Edmond Halley
Mary Stone | maart 2, 2023
Samenvatting
Edmond – 25 januari 1742 was een Engelse astronoom, geofysicus, wiskundige, meteoroloog en natuurkundige. Hij was de tweede Astronomer Royal in Groot-Brittannië, als opvolger van John Flamsteed in 1720.
Vanuit een observatorium dat hij in 1676-77 op Sint Helena bouwde, catalogiseerde Halley het zuidelijk halfrond en registreerde hij een overgang van Mercurius over de zon. Hij besefte dat een soortgelijke overgang van Venus kon worden gebruikt om de afstanden tussen de aarde, Venus en de zon te bepalen. Bij zijn terugkeer in Engeland werd hij fellow van de Royal Society en met de hulp van koning Charles II kreeg hij een master”s degree van Oxford.
Halley stimuleerde en hielp de publicatie van Isaac Newtons invloedrijke Philosophiæ Naturalis Principia Mathematica (1687) te financieren. Op basis van waarnemingen die Halley in september 1682 deed, gebruikte hij Newtons bewegingswetten om de periodiciteit van Halleys komeet te berekenen in zijn Synopsis of the Astronomy of Comets uit 1705. De komeet werd naar hem genoemd bij de voorspelde terugkeer in 1758, die hij niet heeft meegemaakt.
Vanaf 1698 ondernam Halley zeilexpedities en deed hij waarnemingen over de omstandigheden van het aardmagnetisme. In 1718 ontdekte hij de eigenbeweging van de “vaste” sterren.
Halley werd geboren in Haggerston in Middlesex.
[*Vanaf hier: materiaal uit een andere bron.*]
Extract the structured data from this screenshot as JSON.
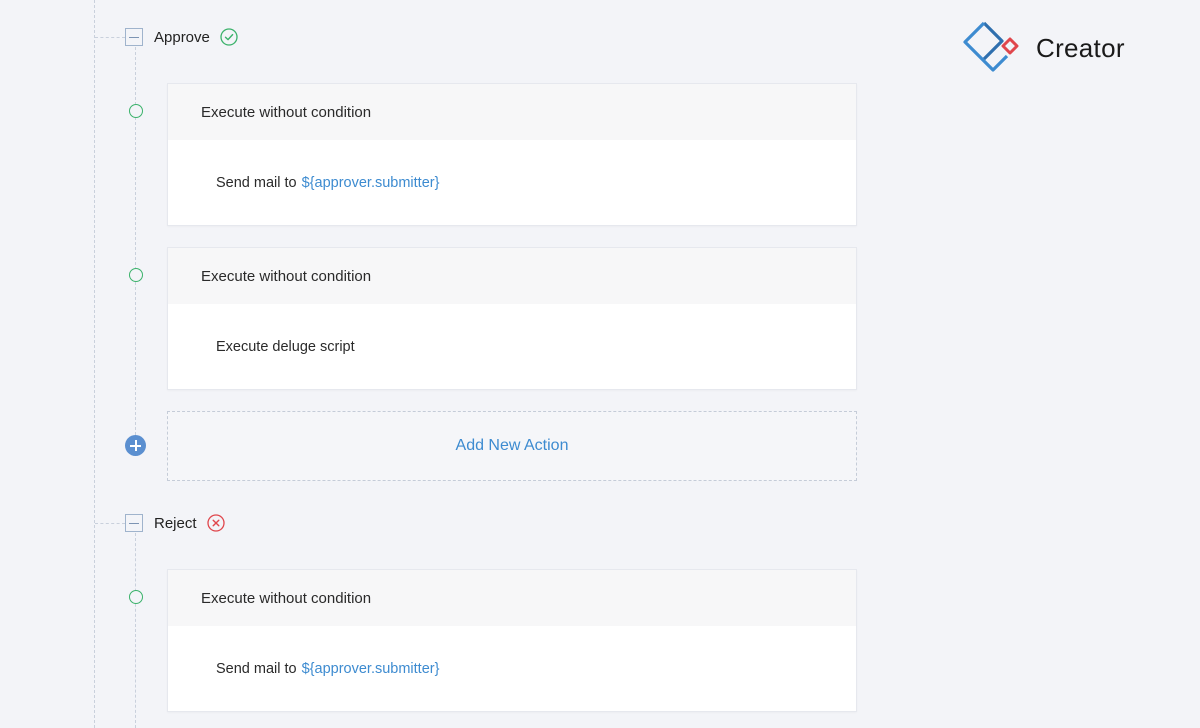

Volgens Halley was zijn geboortedatum 8 november zijn vader, Edmond Halley Sr., kwam uit een familie uit Derbyshire en was een rijke zeepzieder in Londen. Als kind was Halley zeer geïnteresseerd in wiskunde. Hij studeerde aan de St Paul”s School, waar hij zijn eerste belangstelling voor astronomie ontwikkelde, en werd in 1671 tot kapitein van de school gekozen. 1672, Halley”s moeder, Anne Robinson, stierf. Hij begon te studeren aan The Queen”s College, Oxford. Halley nam een 24 voet lange telescoop mee, blijkbaar betaald door zijn vader. Nog tijdens zijn studie publiceerde Halley artikelen over het zonnestelsel en zonnevlekken. In maart 1675 schreef hij aan John Flamsteed, de Astronomer Royal (de eerste van Engeland), dat de belangrijkste gepubliceerde tabellen over de posities van Jupiter en Saturnus onjuist waren, evenals enkele van Tycho Brahe”s sterposities.
Lees ook: biografieen – Camillo Benso di Cavour
Publicaties en uitvindingen
In 1676 hielp Flamsteed Halley met de publicatie van zijn eerste artikel, getiteld “A Direct and Geometrical Method of Finding the Aphelia, Eccentricities, and Proportions of the Primary Planets, Without Supposing Equality in Angular Motion”, over planeetbanen, in Philosophical Transactions of the Royal Society. Onder invloed van Flamsteeds project om een catalogus van sterren van het noordelijk halfrond samen te stellen, stelde Halley voor hetzelfde te doen voor de zuidelijke hemel. Hij koos het Zuid-Atlantische eiland Sint-Helena (ten westen van Afrika), van waaruit hij niet alleen de zuidelijke sterren zou kunnen waarnemen, maar ook enkele van de noordelijke sterren waarmee hij ze zou kunnen vergelijken. Koning Karel II steunde zijn streven. Halley zeilde eind 1676 naar het eiland en richtte er een observatorium in met een grote sextant met telescopische vizieren. Gedurende een jaar deed hij waarnemingen waarmee hij de eerste catalogus van de zuidelijke hemel zou samenstellen, en nam hij een overgang van Mercurius over de zon waar. Door zich op deze laatste waarneming te concentreren, realiseerde Halley zich dat het waarnemen van de zonneparallax van een planeet – idealiter met behulp van de Venusovergang, die zich tijdens zijn leven niet zou voordoen – gebruikt kon worden om de afstanden tussen de aarde, Venus en de zon trigonometrisch te bepalen.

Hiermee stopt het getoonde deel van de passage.